Portland-based Acheson Hotels, the owner and operator of Coast Village Inn and Cottages, is arguing that Deborah Laufer has no legal standing to sue over an alleged violation of the ADA since she has no intention to stay at the Maine resort.

Laufer, a self-described ADA “tester” who has sued over 600 hotels, including ones in Bar Harbor and Portland, alleges that Acheson did not disclose accessibility information about Coast Village on its website, according to a petition filed in November 2022. The ADA mandates that lodging places disclose online if the accommodations include accessible features and rooms.

The lawsuit, whose appeal has yet to be scheduled before the nation’s highest court, could have wide implications in Maine. The state is home to historic hotels dating to the 1800s and a majority of residences were built before 1980, a decade before the ADA was enacted. Small, family-run motels and bed-and-breakfasts dot coastline towns, including Wells.

Maine hotel stays generated $1.78 billion in taxable sales during 2022, according to Maine Revenue Services data. It was the highest figure in at least a decade.

“A public accommodation that owns, leases (or leases to), or operates a place of lodging shall … identify and describe accessible features in the hotels and guest rooms offered through its reservations service in enough detail to reasonably permit individuals with disabilities to assess independently whether a given hotel or guest room meets his or her accessibility needs,” the ADA reads.


Neither Acheson Hotels nor Laufer responded to messages seeking an interview about the case.
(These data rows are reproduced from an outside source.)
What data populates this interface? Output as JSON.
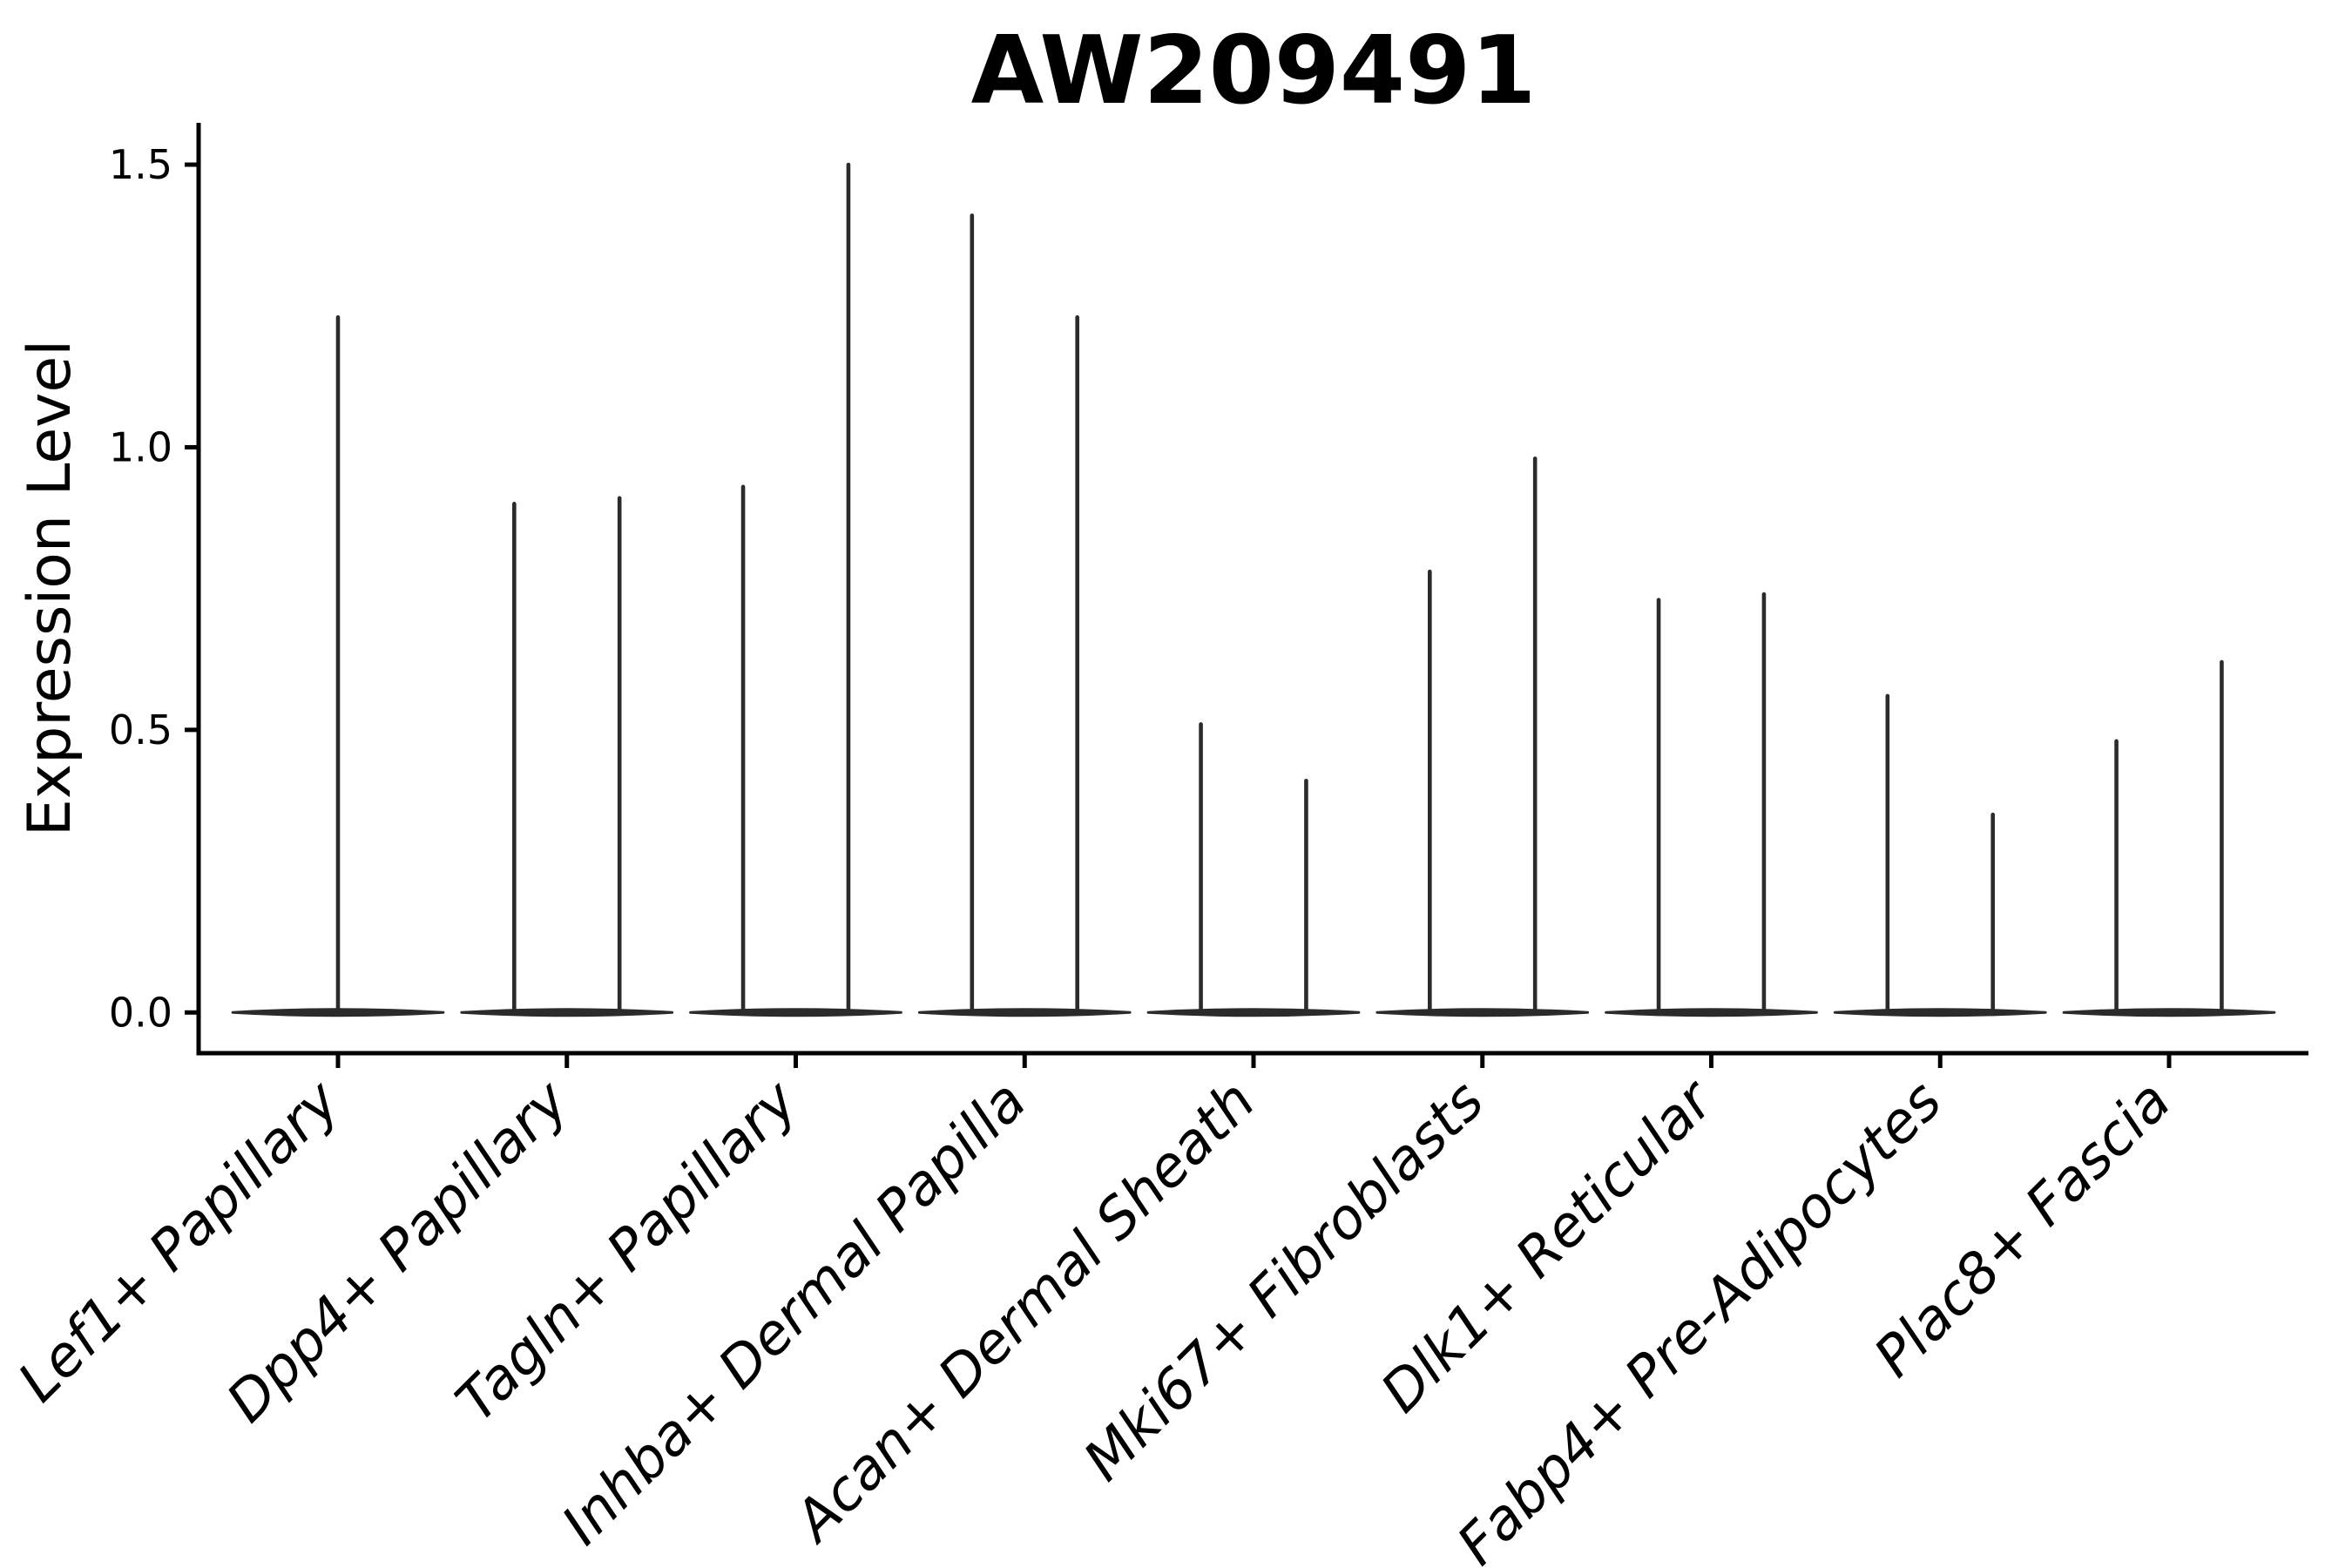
{
  "figure": {
    "title": "AW209491",
    "ylabel": "Expression Level",
    "xlabel": ""
  },
  "chart_data": {
    "type": "violin",
    "title": "AW209491",
    "subtitle": "",
    "xlabel": "",
    "ylabel": "Expression Level",
    "ylim": [
      -0.072,
      1.574
    ],
    "ytick_labels": [
      "0.0",
      "0.5",
      "1.0",
      "1.5"
    ],
    "grid": false,
    "legend_position": "none",
    "base_half_width": 0.46,
    "categories": [
      "Lef1+ Papillary",
      "Dpp4+ Papillary",
      "Tagln+ Papillary",
      "Inhba+ Dermal Papilla",
      "Acan+ Dermal Sheath",
      "Mki67+ Fibroblasts",
      "Dlk1+ Reticular",
      "Fabp4+ Pre-Adipocytes",
      "Plac8+ Fascia"
    ],
    "violins": [
      {
        "category": "Lef1+ Papillary",
        "spikes": [
          {
            "offset": 0.0,
            "max": 1.23
          }
        ]
      },
      {
        "category": "Dpp4+ Papillary",
        "spikes": [
          {
            "offset": -0.23,
            "max": 0.9
          },
          {
            "offset": 0.23,
            "max": 0.91
          }
        ]
      },
      {
        "category": "Tagln+ Papillary",
        "spikes": [
          {
            "offset": -0.23,
            "max": 0.93
          },
          {
            "offset": 0.23,
            "max": 1.5
          }
        ]
      },
      {
        "category": "Inhba+ Dermal Papilla",
        "spikes": [
          {
            "offset": -0.23,
            "max": 1.41
          },
          {
            "offset": 0.23,
            "max": 1.23
          }
        ]
      },
      {
        "category": "Acan+ Dermal Sheath",
        "spikes": [
          {
            "offset": -0.23,
            "max": 0.51
          },
          {
            "offset": 0.23,
            "max": 0.41
          }
        ]
      },
      {
        "category": "Mki67+ Fibroblasts",
        "spikes": [
          {
            "offset": -0.23,
            "max": 0.78
          },
          {
            "offset": 0.23,
            "max": 0.98
          }
        ]
      },
      {
        "category": "Dlk1+ Reticular",
        "spikes": [
          {
            "offset": -0.23,
            "max": 0.73
          },
          {
            "offset": 0.23,
            "max": 0.74
          }
        ]
      },
      {
        "category": "Fabp4+ Pre-Adipocytes",
        "spikes": [
          {
            "offset": -0.23,
            "max": 0.56
          },
          {
            "offset": 0.23,
            "max": 0.35
          }
        ]
      },
      {
        "category": "Plac8+ Fascia",
        "spikes": [
          {
            "offset": -0.23,
            "max": 0.48
          },
          {
            "offset": 0.23,
            "max": 0.62
          }
        ]
      }
    ],
    "colors": {
      "violin": "#2b2b2b",
      "axis": "#000000",
      "text": "#000000",
      "background": "#ffffff"
    }
  }
}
Laufer, who lives in Florida, has a vision impairment, uses a cane or wheelchair to get around, and has limited use of her hands, according to court documents. Her lawsuits contend that the websites of accommodations, generally small hotels and bed-and-breakfasts, are not clear enough about whether they are accessible to people with disabilities.

The original case, Laufer v. Acheson Hotels LLC, was first dismissed by the U.S. District Court of Maine in 2021. In October 2022, the 1st U.S. Circuit Court of Appeals ruled in favor of Laufer’s appeal and reversed the district court’s decision.
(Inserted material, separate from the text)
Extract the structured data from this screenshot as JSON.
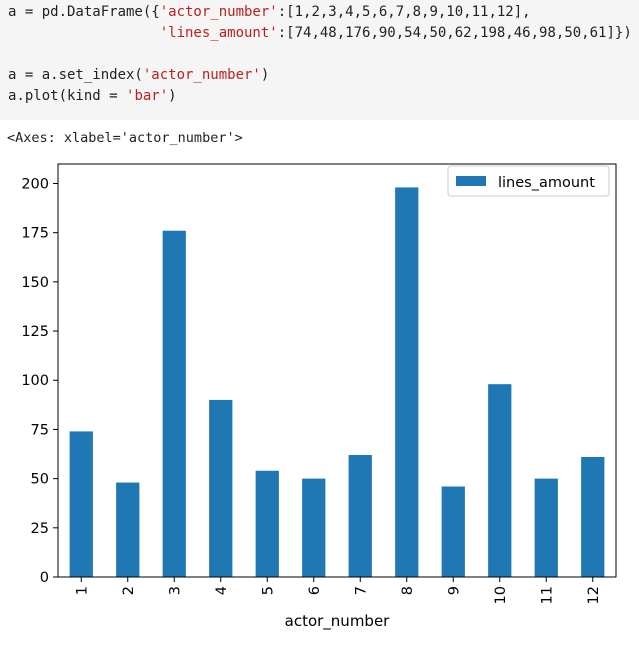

Laufer’s lawsuits and lawsuits by other self-appointed “testers” have divided federal appeals courts. The question is whether Laufer and others have suffered an injury that gives them the ability to sue, called “standing.” Some courts have ruled that people who never intend to visit the accommodations they are challenging can nonetheless sue. Other courts have declined to allow the lawsuits.

While a ruling in Laufer’s favor could pose challenges for Maine’s older hotels built before the ADA was passed in 1990, Kim Moody with advocacy group Disability Rights Maine said the lawsuit is an opportunity for some overdue change.

“The broader issue is that, over 30 years after the passage of the ADA, people with disabilities continue to face broad and deep access barriers when trying to avail themselves of public accommodations of all kinds,” she said in a statement. “It is long past the time for people with disabilities to have equal access to travel – hotels, restaurants, theaters, sporting events and so on, and to be able to simply check accessibility online.”

Coast Village Inn and Cottages, at 867 U.S. Route 1 near Webhannet Falls Park, has posted a website notice that reads, “Please Note: Unfortunately, we do not have the capabilities to provide pet-friendly or ADA compliant lodging. We apologize for the inconvenience!”

Material from The Associated Press was used in this report.